O momento atual exige ousadia de um verdadeiro estadista. Lula tem esse perfil e apresenta condições únicas de liderança para conquistar corações e mentes da população brasileira em tal direção. Mas para levar tal projeto à frente, precisa livrar-se das amarras da austeridade fiscal embutidas no PLP 93. Talvez ele seja das poucas personalidades políticas do país capaz de convencer também parte de nossas elites a respeito da urgência de superar o dogmatismo do atraso, esse mesmo proporcionado pelo ideário liberal que se associa com a austeridade.
Até mesmo nos Estados Unidos a situação se modificou bastante. Recentemente o assessor especial da Casa Branca para Assuntos de Segurança Nacional, Jake Sullivan, fez uma longa exposição a respeito da estratégia do governo Biden. Alguns pontos chegam a surpreender observadores incautos das mudanças em curso no próprio centro do capitalismo global.

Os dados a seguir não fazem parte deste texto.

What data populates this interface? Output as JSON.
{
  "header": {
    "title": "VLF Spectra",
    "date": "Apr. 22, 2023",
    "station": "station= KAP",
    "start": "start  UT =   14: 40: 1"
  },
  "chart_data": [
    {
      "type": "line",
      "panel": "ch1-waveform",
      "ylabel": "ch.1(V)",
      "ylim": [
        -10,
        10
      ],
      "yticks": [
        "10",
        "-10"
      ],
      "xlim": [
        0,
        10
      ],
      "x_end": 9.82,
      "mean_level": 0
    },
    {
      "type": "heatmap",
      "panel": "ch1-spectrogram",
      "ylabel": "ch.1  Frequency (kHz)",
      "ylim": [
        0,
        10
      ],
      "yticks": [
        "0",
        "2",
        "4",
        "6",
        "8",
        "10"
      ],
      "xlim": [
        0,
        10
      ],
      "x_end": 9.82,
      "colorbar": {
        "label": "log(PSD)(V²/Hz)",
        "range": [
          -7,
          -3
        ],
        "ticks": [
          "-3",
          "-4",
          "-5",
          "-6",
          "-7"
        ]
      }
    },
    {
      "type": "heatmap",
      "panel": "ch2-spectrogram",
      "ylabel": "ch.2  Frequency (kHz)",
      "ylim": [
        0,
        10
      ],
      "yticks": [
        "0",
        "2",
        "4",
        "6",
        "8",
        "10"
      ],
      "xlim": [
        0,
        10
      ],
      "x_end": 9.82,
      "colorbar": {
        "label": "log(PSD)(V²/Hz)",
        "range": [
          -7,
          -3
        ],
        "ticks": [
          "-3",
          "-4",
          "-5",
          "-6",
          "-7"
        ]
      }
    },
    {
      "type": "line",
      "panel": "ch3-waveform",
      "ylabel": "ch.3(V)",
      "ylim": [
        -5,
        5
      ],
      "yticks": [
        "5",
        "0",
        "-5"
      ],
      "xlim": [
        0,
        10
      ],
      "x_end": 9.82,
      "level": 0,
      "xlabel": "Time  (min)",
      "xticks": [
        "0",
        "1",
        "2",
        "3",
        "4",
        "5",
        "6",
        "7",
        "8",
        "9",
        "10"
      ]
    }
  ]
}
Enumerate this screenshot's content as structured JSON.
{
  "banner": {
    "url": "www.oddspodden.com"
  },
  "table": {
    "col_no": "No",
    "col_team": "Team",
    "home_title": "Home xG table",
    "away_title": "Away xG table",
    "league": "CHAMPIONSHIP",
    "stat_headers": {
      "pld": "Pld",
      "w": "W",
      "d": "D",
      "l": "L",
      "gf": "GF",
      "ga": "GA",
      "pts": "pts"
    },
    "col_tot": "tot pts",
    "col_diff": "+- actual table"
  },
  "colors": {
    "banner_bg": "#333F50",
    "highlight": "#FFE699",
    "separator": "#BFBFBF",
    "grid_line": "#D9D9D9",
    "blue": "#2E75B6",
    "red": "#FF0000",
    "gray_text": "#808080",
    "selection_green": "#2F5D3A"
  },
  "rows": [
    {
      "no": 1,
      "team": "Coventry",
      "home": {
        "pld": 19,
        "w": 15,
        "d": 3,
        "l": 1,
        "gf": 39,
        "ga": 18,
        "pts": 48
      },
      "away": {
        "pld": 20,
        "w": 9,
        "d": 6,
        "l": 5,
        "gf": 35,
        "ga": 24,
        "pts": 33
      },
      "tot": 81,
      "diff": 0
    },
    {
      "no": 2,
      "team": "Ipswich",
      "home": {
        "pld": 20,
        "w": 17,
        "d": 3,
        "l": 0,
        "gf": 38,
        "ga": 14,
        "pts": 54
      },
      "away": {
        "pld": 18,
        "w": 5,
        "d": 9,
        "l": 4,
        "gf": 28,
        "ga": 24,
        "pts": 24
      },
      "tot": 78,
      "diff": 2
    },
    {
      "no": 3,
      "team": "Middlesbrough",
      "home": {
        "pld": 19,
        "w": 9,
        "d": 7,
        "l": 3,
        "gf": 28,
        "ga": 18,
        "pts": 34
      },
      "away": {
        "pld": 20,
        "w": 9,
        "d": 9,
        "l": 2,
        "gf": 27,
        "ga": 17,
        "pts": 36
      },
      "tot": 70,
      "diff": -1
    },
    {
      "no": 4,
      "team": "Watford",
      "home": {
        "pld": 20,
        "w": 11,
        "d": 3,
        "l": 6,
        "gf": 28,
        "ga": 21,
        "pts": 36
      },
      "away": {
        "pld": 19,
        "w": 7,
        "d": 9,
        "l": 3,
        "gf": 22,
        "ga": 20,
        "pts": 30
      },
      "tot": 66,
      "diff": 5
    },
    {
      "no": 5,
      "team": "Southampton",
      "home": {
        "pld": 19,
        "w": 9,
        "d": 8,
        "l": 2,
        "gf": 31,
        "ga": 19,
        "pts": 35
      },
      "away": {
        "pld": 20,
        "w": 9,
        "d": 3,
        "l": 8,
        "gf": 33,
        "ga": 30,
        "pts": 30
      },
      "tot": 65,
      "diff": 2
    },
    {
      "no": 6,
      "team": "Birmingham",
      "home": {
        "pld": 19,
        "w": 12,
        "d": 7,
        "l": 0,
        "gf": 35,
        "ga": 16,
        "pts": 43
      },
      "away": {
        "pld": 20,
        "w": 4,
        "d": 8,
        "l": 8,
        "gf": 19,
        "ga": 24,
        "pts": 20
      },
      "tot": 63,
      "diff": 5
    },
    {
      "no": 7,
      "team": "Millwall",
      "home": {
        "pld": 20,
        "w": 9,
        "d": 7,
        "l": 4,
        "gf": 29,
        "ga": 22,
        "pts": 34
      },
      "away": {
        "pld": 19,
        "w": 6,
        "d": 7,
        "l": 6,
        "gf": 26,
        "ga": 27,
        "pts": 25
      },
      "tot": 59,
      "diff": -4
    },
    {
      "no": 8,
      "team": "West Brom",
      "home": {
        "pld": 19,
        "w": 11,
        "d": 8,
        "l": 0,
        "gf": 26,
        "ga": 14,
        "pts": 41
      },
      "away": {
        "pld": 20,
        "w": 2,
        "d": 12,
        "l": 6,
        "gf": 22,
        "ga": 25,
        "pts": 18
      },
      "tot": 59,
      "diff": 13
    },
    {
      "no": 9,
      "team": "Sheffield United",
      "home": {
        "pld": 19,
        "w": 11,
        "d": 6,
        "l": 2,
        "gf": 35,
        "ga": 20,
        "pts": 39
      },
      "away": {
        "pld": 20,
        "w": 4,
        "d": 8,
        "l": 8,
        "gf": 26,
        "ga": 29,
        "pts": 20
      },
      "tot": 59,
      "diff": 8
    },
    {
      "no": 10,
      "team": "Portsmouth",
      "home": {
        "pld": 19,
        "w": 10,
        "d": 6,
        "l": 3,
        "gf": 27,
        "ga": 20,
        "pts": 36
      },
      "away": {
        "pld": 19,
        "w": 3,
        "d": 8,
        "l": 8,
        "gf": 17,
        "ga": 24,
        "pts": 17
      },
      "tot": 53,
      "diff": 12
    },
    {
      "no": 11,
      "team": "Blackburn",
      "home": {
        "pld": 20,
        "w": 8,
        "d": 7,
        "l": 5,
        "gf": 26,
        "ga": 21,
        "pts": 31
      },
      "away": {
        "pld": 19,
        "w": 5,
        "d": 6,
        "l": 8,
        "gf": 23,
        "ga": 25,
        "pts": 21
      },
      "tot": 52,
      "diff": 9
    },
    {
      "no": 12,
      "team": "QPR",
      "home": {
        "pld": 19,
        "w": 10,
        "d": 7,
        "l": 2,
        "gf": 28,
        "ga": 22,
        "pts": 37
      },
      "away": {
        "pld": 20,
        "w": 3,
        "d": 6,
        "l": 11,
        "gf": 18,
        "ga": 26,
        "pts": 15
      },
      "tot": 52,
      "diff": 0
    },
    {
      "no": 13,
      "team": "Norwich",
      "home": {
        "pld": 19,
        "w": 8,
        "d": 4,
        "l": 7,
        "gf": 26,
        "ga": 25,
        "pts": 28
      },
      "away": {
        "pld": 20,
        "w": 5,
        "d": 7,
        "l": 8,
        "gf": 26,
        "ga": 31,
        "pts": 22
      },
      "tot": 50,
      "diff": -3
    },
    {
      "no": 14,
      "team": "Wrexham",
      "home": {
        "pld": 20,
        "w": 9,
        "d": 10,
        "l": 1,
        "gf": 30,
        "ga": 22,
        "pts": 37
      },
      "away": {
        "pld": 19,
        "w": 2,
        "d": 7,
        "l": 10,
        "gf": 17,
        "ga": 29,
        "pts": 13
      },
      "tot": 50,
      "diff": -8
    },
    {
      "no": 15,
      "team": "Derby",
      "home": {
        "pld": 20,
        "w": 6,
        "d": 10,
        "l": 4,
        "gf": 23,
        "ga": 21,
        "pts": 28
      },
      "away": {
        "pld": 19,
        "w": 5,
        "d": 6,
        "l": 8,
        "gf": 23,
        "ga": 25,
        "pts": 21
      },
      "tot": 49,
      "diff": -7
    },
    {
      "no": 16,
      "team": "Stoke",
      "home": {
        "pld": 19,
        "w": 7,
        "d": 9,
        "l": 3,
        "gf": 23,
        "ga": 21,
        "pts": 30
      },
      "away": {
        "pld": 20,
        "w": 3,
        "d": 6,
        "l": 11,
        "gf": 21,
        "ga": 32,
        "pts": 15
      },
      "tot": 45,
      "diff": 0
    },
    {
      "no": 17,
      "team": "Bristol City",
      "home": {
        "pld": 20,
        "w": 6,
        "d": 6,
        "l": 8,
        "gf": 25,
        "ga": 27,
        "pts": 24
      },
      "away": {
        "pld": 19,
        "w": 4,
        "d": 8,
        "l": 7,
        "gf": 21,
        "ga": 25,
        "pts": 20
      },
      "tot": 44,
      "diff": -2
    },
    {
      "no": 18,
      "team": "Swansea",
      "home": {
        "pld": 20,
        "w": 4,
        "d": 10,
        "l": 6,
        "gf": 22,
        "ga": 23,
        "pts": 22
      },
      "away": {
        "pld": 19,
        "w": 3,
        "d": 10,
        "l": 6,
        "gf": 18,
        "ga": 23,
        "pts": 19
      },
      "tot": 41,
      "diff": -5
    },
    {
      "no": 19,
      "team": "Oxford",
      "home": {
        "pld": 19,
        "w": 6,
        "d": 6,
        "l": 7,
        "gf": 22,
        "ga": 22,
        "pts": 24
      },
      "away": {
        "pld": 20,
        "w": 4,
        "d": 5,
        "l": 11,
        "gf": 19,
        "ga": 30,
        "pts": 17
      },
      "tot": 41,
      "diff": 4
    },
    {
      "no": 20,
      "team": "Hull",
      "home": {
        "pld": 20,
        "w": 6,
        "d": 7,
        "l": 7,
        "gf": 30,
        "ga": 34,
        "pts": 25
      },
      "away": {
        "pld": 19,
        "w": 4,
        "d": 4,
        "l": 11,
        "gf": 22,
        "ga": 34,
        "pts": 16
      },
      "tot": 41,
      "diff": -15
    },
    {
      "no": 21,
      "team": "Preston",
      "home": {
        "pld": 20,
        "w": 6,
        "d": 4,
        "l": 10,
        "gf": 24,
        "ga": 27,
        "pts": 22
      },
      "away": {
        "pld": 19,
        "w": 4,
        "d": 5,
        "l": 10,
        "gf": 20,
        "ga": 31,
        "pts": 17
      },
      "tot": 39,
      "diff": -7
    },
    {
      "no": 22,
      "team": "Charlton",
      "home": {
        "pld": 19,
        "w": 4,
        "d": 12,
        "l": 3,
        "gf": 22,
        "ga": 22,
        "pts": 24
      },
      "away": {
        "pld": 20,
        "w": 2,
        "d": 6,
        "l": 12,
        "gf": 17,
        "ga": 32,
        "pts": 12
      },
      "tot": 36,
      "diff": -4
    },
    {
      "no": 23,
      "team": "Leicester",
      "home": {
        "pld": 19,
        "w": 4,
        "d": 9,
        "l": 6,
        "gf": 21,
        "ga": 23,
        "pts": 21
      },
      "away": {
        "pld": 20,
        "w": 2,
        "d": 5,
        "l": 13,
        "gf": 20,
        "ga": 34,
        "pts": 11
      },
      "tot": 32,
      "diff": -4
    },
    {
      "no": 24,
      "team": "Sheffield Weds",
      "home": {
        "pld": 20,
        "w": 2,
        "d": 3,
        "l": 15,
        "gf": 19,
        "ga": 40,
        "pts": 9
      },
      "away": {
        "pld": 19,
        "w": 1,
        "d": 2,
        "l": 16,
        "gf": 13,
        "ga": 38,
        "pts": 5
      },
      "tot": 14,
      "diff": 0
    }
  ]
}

Diz Sullivan:
(…) “Este momento exige que nós forjemos um novo consenso” (…)
(…) “os motores da desigualdade econômica estão associados aos cortes regressivos nos impostos, aos profundos cortes no investimento público, ao descontrole na concentração das grandes corporações empresariais e às medidas para minar o poder do movimento sindical” (…)
(…) “A moderna estratégia industrial americana identifica setores específicos que são fundamentais para o crescimento econômico, estratégicos de uma perspectiva de segurança nacional e nos quais a indústria privada sozinha não está em condições de realizar os investimentos indispensáveis para assegurar nossas necessidades nacionais. (…) Isso pressupõe a implantação de investimento público direcionado nestas áreas para destravar o poder a e a engenhosidade do mercado privado” (…)

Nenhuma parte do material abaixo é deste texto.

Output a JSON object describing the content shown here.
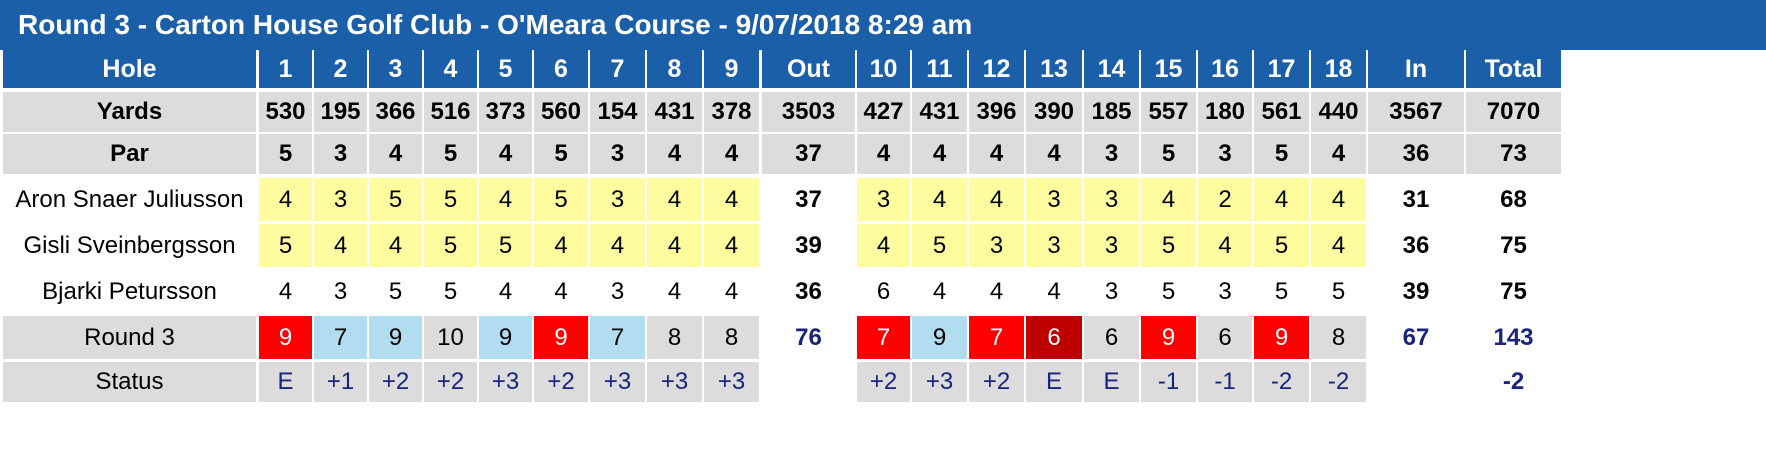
{
  "title": "Round 3 - Carton House Golf Club - O'Meara Course - 9/07/2018 8:29 am",
  "colors": {
    "title_bg": "#1a5fa8",
    "header_bg": "#1a5fa8",
    "gray": "#dcdcdc",
    "yellow": "#fdfda0",
    "white": "#ffffff",
    "red": "#ff0000",
    "dark_red": "#bf0000",
    "light_blue": "#b2dcf0",
    "navy_text": "#1a237e"
  },
  "header": [
    "Hole",
    "1",
    "2",
    "3",
    "4",
    "5",
    "6",
    "7",
    "8",
    "9",
    "Out",
    "10",
    "11",
    "12",
    "13",
    "14",
    "15",
    "16",
    "17",
    "18",
    "In",
    "Total"
  ],
  "rows": [
    {
      "type": "info",
      "label": "Yards",
      "values": [
        "530",
        "195",
        "366",
        "516",
        "373",
        "560",
        "154",
        "431",
        "378",
        "3503",
        "427",
        "431",
        "396",
        "390",
        "185",
        "557",
        "180",
        "561",
        "440",
        "3567",
        "7070"
      ]
    },
    {
      "type": "info",
      "label": "Par",
      "values": [
        "5",
        "3",
        "4",
        "5",
        "4",
        "5",
        "3",
        "4",
        "4",
        "37",
        "4",
        "4",
        "4",
        "4",
        "3",
        "5",
        "3",
        "5",
        "4",
        "36",
        "73"
      ]
    },
    {
      "type": "player",
      "label": "Aron Snaer Juliusson",
      "highlight": "yellow",
      "values": [
        "4",
        "3",
        "5",
        "5",
        "4",
        "5",
        "3",
        "4",
        "4",
        "37",
        "3",
        "4",
        "4",
        "3",
        "3",
        "4",
        "2",
        "4",
        "4",
        "31",
        "68"
      ]
    },
    {
      "type": "player",
      "label": "Gisli Sveinbergsson",
      "highlight": "yellow",
      "values": [
        "5",
        "4",
        "4",
        "5",
        "5",
        "4",
        "4",
        "4",
        "4",
        "39",
        "4",
        "5",
        "3",
        "3",
        "3",
        "5",
        "4",
        "5",
        "4",
        "36",
        "75"
      ]
    },
    {
      "type": "player",
      "label": "Bjarki Petursson",
      "highlight": "white",
      "values": [
        "4",
        "3",
        "5",
        "5",
        "4",
        "4",
        "3",
        "4",
        "4",
        "36",
        "6",
        "4",
        "4",
        "4",
        "3",
        "5",
        "3",
        "5",
        "5",
        "39",
        "75"
      ]
    },
    {
      "type": "round",
      "label": "Round 3",
      "values": [
        "9",
        "7",
        "9",
        "10",
        "9",
        "9",
        "7",
        "8",
        "8",
        "76",
        "7",
        "9",
        "7",
        "6",
        "6",
        "9",
        "6",
        "9",
        "8",
        "67",
        "143"
      ],
      "cell_colors": [
        "red",
        "light_blue",
        "light_blue",
        "gray",
        "light_blue",
        "red",
        "light_blue",
        "gray",
        "gray",
        "none",
        "red",
        "light_blue",
        "red",
        "dark_red",
        "gray",
        "red",
        "gray",
        "red",
        "gray",
        "none",
        "none"
      ]
    },
    {
      "type": "status",
      "label": "Status",
      "values": [
        "E",
        "+1",
        "+2",
        "+2",
        "+3",
        "+2",
        "+3",
        "+3",
        "+3",
        "",
        "+2",
        "+3",
        "+2",
        "E",
        "E",
        "-1",
        "-1",
        "-2",
        "-2",
        "",
        "-2"
      ]
    }
  ]
}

(..) “ Uma declaração conjunta do Presidente Biden e da Presidenta da Comissão Europeia afirma que os investimentos públicos audaciosos em nossas respectivas capacidades industriais precisam estar no coração de nossa transição energética” (…) [GN e tradução livre do autor]
As tarefas para reconstruir o Brasil do desastre causado pelo governo do genocida e abrir caminho para o desenvolvimento social e econômico são incompatíveis com as amarras e as limitações impostas pela versão atual do PLP 93. Reproduzir por aqui os equívocos do social liberalismo, quando os próprios países do centro do capitalismo apontam para necessidade de recuperação do investimento público, pode se converter em um tiro no próprio pé. É por isto que a articulação das forças progressistas no interior do Congresso nacional e fora dele se torna tão importante. O movimento social precisa pressionar os congressistas aprovarem a as emendas apresentadas, que se destinam a aperfeiçoar o projeto e a retirar seus dispositivos que apenas reforçam a austeridade fiscal em prejuízo de um projeto nacional.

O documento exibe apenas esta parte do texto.